Scene in Edmonds: Young coho arrive at marina

On Tuesday morning, two Washington Department of Fish and Wildlife (WDFW) trucks arrived at the Edmonds Marina with 30,000 coho salmon smolt, to be transferred to the coho fish pen moored in the marina.

Puget Sound Anglers Association volunteers offloaded the fish into the pen and placed two nets over the top to protect the salmon.
This is the first time these fish have been exposed to saltwater. In a week or two, the pen will be moved and moored below the fishing pier, where the coho will naturally become imprinted to their location.
In the May timeframe, the fish will be released. Some will stay local, and some will head out to the Pacific Ocean. The hope is that when they mature, the salmon will return to this location for the local fishermen and to spawn.
Organizers offered thanks to the Puget Sound Anglers Association (Sno-King chapter), the Issaquah Fish Hatchery, the WDFW and the Port of Edmonds for supporting this activity.
— Story and photos by Doug Parrott
  1. Just curious, why do these smolts travel from Issaquah when Willow Creek Hatchery, located in Edmonds, is yards away from Puget Sound? Different species in these hatcheries? Different management organizations? Where do the Willow Creek smolts grow up?

    1. Hi Sandra, Thanks for the question. I’m not an expert on the comings and goings of Coho salmon but after a little research this this my best guess. The Willow Creek fish Hatchery is a micro fish hatchery with a small pond. The hatchery is owned and operated by volunteers from Salmon Solutions. It is primarily used for Salmon education in the local schools. They only hatch about 80,000 Coho a year. I do believe they release some of the salmon into Willow Creek which runs through the hatchery property. URL for Willow Creek:
      The Issaquah fish hatchery is a very large hatchery that hatches hundreds of thousands of fish a year. It is owned and operated by Washington State Fish and Wildlife Department and has the equipment and structure to support activities like the one that took place in Edmonds with the Puget Sound Anglers Association Sno-King chapter (a local non-profit). URL for Issaquah fish hatchery:

  2. A similar hatchery model has been used in the Westport boat basin for years. They even have a derby for dock based coho. Fun times for the family and or handicapped coho angler.
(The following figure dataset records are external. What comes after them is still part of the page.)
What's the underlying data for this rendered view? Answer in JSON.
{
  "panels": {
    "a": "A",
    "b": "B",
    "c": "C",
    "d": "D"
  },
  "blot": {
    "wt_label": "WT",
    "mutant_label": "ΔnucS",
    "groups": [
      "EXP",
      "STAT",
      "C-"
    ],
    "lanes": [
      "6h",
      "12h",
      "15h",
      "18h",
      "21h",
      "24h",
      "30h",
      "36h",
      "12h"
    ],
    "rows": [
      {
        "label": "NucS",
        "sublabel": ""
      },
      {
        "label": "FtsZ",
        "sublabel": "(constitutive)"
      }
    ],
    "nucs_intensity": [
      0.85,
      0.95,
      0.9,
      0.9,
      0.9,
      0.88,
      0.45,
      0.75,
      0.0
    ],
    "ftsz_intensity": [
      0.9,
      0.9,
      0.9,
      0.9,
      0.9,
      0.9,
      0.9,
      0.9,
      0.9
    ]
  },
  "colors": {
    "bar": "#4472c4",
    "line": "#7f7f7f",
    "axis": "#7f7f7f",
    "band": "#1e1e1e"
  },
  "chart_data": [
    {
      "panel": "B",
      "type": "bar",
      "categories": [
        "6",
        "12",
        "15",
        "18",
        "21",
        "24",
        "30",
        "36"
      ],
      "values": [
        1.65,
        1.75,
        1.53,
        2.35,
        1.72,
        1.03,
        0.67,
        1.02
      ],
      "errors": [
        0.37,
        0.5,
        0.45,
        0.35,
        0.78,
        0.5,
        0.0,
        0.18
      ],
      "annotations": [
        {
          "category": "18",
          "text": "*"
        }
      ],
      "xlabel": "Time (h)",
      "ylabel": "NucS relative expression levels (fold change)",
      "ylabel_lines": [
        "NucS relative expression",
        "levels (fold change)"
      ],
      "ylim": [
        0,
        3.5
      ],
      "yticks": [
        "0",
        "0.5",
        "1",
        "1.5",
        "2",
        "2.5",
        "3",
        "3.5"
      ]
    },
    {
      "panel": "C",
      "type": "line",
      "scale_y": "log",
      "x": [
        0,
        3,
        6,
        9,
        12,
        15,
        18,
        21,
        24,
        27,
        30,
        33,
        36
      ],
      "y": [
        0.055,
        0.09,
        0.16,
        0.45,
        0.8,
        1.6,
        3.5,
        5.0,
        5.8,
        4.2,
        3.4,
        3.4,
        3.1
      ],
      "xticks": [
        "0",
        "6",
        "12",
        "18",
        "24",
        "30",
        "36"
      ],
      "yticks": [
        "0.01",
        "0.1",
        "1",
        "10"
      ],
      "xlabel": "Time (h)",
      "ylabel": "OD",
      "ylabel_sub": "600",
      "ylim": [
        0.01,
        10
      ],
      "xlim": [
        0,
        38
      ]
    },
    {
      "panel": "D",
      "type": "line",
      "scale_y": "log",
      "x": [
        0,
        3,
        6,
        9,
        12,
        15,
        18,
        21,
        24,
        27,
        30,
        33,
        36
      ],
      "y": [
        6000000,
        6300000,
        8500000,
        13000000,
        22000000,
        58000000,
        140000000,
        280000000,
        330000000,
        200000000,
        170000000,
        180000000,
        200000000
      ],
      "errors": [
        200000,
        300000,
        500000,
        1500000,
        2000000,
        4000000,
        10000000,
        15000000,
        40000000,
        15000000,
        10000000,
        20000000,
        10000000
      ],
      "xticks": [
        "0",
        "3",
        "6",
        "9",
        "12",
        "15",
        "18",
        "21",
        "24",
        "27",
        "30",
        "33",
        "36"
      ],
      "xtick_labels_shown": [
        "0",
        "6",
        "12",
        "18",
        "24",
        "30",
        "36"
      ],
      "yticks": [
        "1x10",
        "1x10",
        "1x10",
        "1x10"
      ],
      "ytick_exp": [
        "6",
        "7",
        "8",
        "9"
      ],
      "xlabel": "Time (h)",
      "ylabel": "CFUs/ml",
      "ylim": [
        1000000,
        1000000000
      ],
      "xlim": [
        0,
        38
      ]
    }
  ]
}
  3. For many years the Willow Creek Hatchery has released the Coho raised there from eyed eggs into Swamp Creek that flows thru east Lynnwood. The fish are transferred in groups as they grow bigger in a trailer mounted tank by volunteers. This allows remaining fish to reach larger size until all are released. For many years there were about 100,000 Coho raised. The first 4 years of operation of the hatchery, Chinook were raised. The eyed eggs came from the Soos Creek Hatchery near the Green River. All Chinook in the pond had to be transferred at one time. They were weighed in metal buckets to record the poundage as they were being transferred into a large tank truck that took the fish to the Green River. The hatchery was built and operated with money raised by volunteers from the Edmonds Trout Unlimited Chapter who ran the hatchery until a few years ago on property owned by the Union Oil company that had large storage tanks in the area where the condos are now up on the hill above the water. The hatchery property is now owned by the City of Edmonds. If fish raised at the hatchery were released into Willow Creek many would be eaten by the variety of predator birds that inhabit the shallow water that flows thru the Edmonds March Wildlife Sanctuary before going into a pipe that begins by the train tracks and goes under the Port of Edmonds Marina parking lot. The pipe ends into the saltwater at Marina Beach.

  4. Thank you, Brent Tugby. What are your thoughts about net pens in the Salish Sea that hold thousands of Atlantic salmon, I believe? Farm raised fish.